Professor Ushashi Dasgupta

My research centres around nineteenth-century fiction. I have two main areas of interest. The first is the relationship between literature, space, place, and architecture. I also work on the novel – its nature, development, and possibilities – and the global histories of reading. I was a trustee of the Dickens Society from 2021 to 2024 and serve on the editorial board of Dickens Quarterly. Much of my thinking brings me back to Dickens in some way or other.

I am fascinated by the ability of fiction to articulate urban and domestic experience. My first book, Charles Dickens and the Properties of Fiction: The Lodger World, was published in 2020 by Oxford University Press. It explores the significance of tenancy in the literary imagination: drawing on Dickens’s novels and journalism, it reveals how rented spaces (such as lodgings and boarding-houses) might complicate our understanding of the cosy Victorian home. 
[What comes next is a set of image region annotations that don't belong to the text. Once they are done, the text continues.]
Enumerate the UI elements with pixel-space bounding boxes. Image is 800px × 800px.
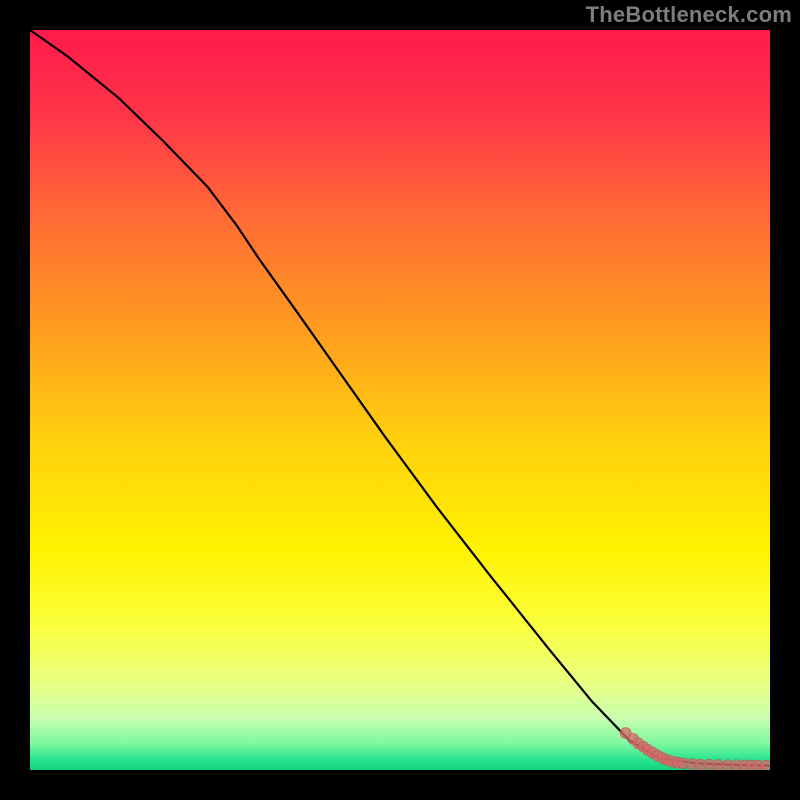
plot-background bbox=[30, 30, 770, 770]
plot-frame-side bbox=[0, 770, 800, 800]
plot-frame-side bbox=[0, 0, 30, 800]
watermark-text: TheBottleneck.com bbox=[586, 2, 792, 28]
chart-svg bbox=[0, 0, 800, 800]
plot-frame-side bbox=[770, 0, 800, 800]
chart-container: TheBottleneck.com bbox=[0, 0, 800, 800]
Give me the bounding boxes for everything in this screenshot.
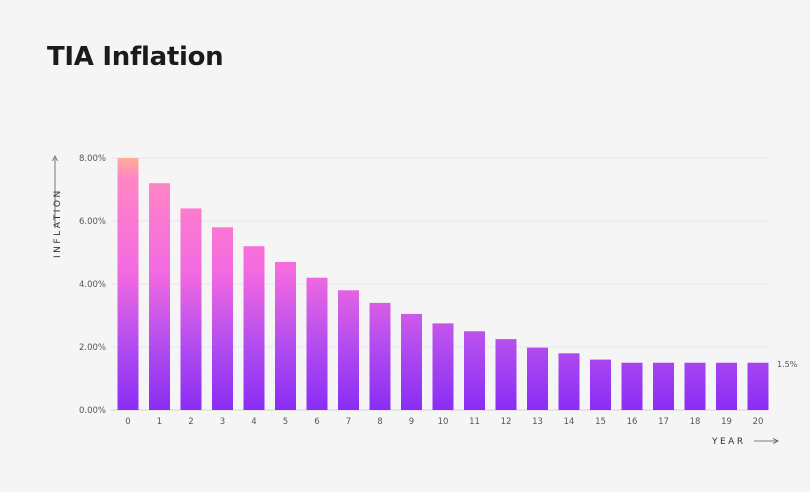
x-axis-title: YEAR xyxy=(711,437,779,447)
x-tick-label: 1 xyxy=(157,417,162,427)
bar-year-13 xyxy=(527,347,548,410)
bar-year-16 xyxy=(621,362,643,410)
x-tick-label: 14 xyxy=(564,417,575,427)
bar-year-20 xyxy=(747,362,769,410)
bar-year-4 xyxy=(243,246,265,410)
y-tick-label: 0.00% xyxy=(79,406,106,416)
bar-year-10 xyxy=(432,323,454,410)
y-axis-title: INFLATION xyxy=(52,155,63,258)
x-tick-label: 13 xyxy=(532,417,543,427)
x-tick-label: 9 xyxy=(409,417,414,427)
bar-year-9 xyxy=(401,313,422,410)
x-tick-label: 4 xyxy=(251,417,256,427)
x-tick-label: 15 xyxy=(595,417,606,427)
bar-year-2 xyxy=(180,208,202,410)
y-tick-label: 2.00% xyxy=(79,343,106,353)
x-tick-label: 20 xyxy=(753,417,764,427)
x-tick-label: 8 xyxy=(377,417,382,427)
x-axis-ticks: 0 1 2 3 4 5 6 7 8 9 10 11 12 13 14 15 16 17 18 19 20 xyxy=(125,417,763,427)
x-tick-label: 19 xyxy=(721,417,732,427)
end-value-label: 1.5% xyxy=(777,360,798,369)
x-tick-label: 12 xyxy=(501,417,512,427)
bar-year-12 xyxy=(495,339,517,410)
bar-year-6 xyxy=(306,277,328,410)
bar-year-5 xyxy=(275,261,296,410)
bar-year-7 xyxy=(338,290,359,410)
bar-year-14 xyxy=(558,353,580,410)
x-tick-label: 16 xyxy=(627,417,638,427)
y-arrowhead-icon xyxy=(52,155,58,162)
x-tick-label: 2 xyxy=(188,417,193,427)
y-tick-label: 8.00% xyxy=(79,154,106,164)
bar-year-8 xyxy=(369,302,391,410)
x-tick-label: 0 xyxy=(125,417,130,427)
x-tick-label: 18 xyxy=(690,417,701,427)
bar-year-15 xyxy=(590,359,611,410)
bar-year-0 xyxy=(117,158,139,410)
bar-year-18 xyxy=(684,362,706,410)
x-tick-label: 5 xyxy=(283,417,288,427)
x-tick-label: 10 xyxy=(438,417,449,427)
y-tick-label: 4.00% xyxy=(79,280,106,290)
x-axis-label: YEAR xyxy=(711,437,746,447)
bar-year-3 xyxy=(212,227,233,410)
x-tick-label: 17 xyxy=(658,417,669,427)
bar-year-17 xyxy=(653,362,674,410)
x-tick-label: 11 xyxy=(469,417,480,427)
bar-year-19 xyxy=(716,362,737,410)
bars xyxy=(117,158,769,410)
x-tick-label: 3 xyxy=(220,417,225,427)
chart-title: TIA Inflation xyxy=(47,42,224,72)
bar-year-1 xyxy=(149,183,170,410)
y-tick-label: 6.00% xyxy=(79,217,106,227)
y-axis-label: INFLATION xyxy=(53,188,63,258)
x-tick-label: 6 xyxy=(314,417,319,427)
x-arrowhead-icon xyxy=(772,438,779,444)
y-axis-ticks: 0.00% 2.00% 4.00% 6.00% 8.00% xyxy=(79,154,106,416)
bar-year-11 xyxy=(464,331,485,410)
x-tick-label: 7 xyxy=(346,417,351,427)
I continue to ask what happens when literary criticism and geography intersect. I am currently working on a project about nineteenth-century housing disasters. With colleagues across English, Geography, and History departments at Oxford and beyond, I co-lead a research network on cultures of rent, which has received funding from the Oxford Research Centre in the Humanities (TORCH). You can find out more about the Rent Cultures Network here: https://www.torch.ox.ac.uk/rent-cultures-network.

My other project-in-progress asks what it means to feel at home in a book; it is about the practice of re-reading, from the nineteenth century to the present.

At Pembroke, I work with students on Prelims Papers 1B (Approaches to Literature), 3 (1830-1910), and 4 (1910-Present Day). I also teach FHS Paper 5 (1760-1830) and supervise undergraduate dissertations on aspects of nineteenth-, twentieth-, and twenty first-century literature and culture. I give lectures at the Faculty on Victorian literature and space (covering the city, home, factory, exhibition, asylum, and prison), detective fiction, world literature in the nineteenth century, and Austen. At Masters level, I offer a C-Course option on the city in the long nineteenth century.